Tuesday 11 July 2006

The hatred flourishing beneath

On 28 May 2009, The Mirror's artcile, 'Holocaust survivor warns Britain not to give power to BNP' said this:

"A Holocaust survivor and Second World War veteran last night begged Britain: 'Don't give power to the Nazis.' Gisela Feldman, 84, and Ken Reilly, 83, joined the Daily Mirror Hope Not Hate bus in Manchester to ask people to vote against the BNP in next week's European elections. Jewish Gisela was 15 when she fled Germany in 1938 as the Nazis killed her father.

She said: 'We cannot allow the fascist BNP into our politics no matter what they promise. "I lived through the Nazi regime and remember the Brown Shirts marching through Berlin. We didn't know of the hatred flourishing beneath.'

Ken fought in the Royal Armoured Corps during D-Day and the Battle of Arnhem. He said: 'We must look through the BNP's false brandishments. Hatred is an abomination and we must vote for hope not hate.'
Comic Eddie Izzard, who joined us at the Imperial War Museum North, said:

'Meeting Gisela and Ken reminds us of the sacrifices their generation made so we can live in a hate-free society. But now, 60 years on, we've got the BNP dragging us back in time.

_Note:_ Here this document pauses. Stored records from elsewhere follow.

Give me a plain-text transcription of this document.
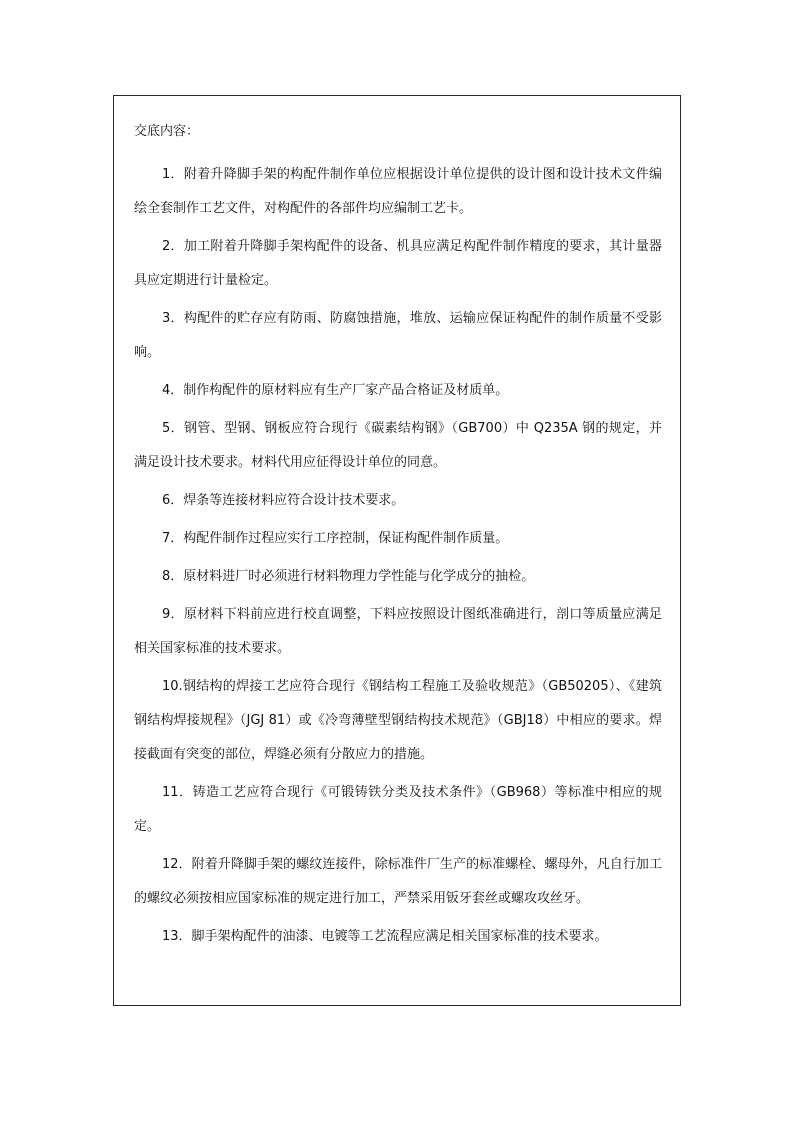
交底内容：

1．附着升降脚手架的构配件制作单位应根据设计单位提供的设计图和设计技术文件编绘全套制作工艺文件，对构配件的各部件均应编制工艺卡。

2．加工附着升降脚手架构配件的设备、机具应满足构配件制作精度的要求，其计量器具应定期进行计量检定。

3．构配件的贮存应有防雨、防腐蚀措施，堆放、运输应保证构配件的制作质量不受影响。

4．制作构配件的原材料应有生产厂家产品合格证及材质单。

5．钢管、型钢、钢板应符合现行《碳素结构钢》（GB700）中 Q235A 钢的规定，并满足设计技术要求。材料代用应征得设计单位的同意。

6．焊条等连接材料应符合设计技术要求。

7．构配件制作过程应实行工序控制，保证构配件制作质量。

8．原材料进厂时必须进行材料物理力学性能与化学成分的抽检。

9．原材料下料前应进行校直调整，下料应按照设计图纸准确进行，剖口等质量应满足相关国家标准的技术要求。

10.钢结构的焊接工艺应符合现行《钢结构工程施工及验收规范》（GB50205）、《建筑钢结构焊接规程》（JGJ 81）或《冷弯薄壁型钢结构技术规范》（GBJ18）中相应的要求。焊接截面有突变的部位，焊缝必须有分散应力的措施。

11．铸造工艺应符合现行《可锻铸铁分类及技术条件》（GB968）等标准中相应的规定。

12．附着升降脚手架的螺纹连接件，除标准件厂生产的标准螺栓、螺母外，凡自行加工的螺纹必须按相应国家标准的规定进行加工，严禁采用钣牙套丝或螺攻攻丝牙。

13．脚手架构配件的油漆、电镀等工艺流程应满足相关国家标准的技术要求。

Voting against the BNP is to vote for hope against hate'."
In 1933, the Jew, Lazar Kaganovich, was the man most responsible for the Ukrainian 'Holocaust.' Which, unlike it's Jewish counterpart, most modern Britons have never heard of. Between seven and ten million men, women and children 'didn't know of the hatred flourishing beneath' their Jewish overlords' Bolshevik rhetoric before Kaganovich came to call.

Between seven and ten million men, women and children had all 'hope' extinguished by this particular 'abomination.'

Perhaps he did what he did so that those that were left could live in a 'hate-free society?' I'll tell you what: if Kaganovich was alive today, he'd be hoping, not hating. He would be banging the drum for Antifa and warning the Brits not to allow the 'Fascist BNP into OUR politics.' He'd be on the side of the Eddie Izzards.

And the Izzards would be on his.


A few of those Kaganovich did not hate are pictured here.

PS. In 'hope not hate' parlance, a 'Nazi,' a 'Fascist' and a 'Brownshirt' would be anyone who would dare to put the British people first in the land that their ancestors made.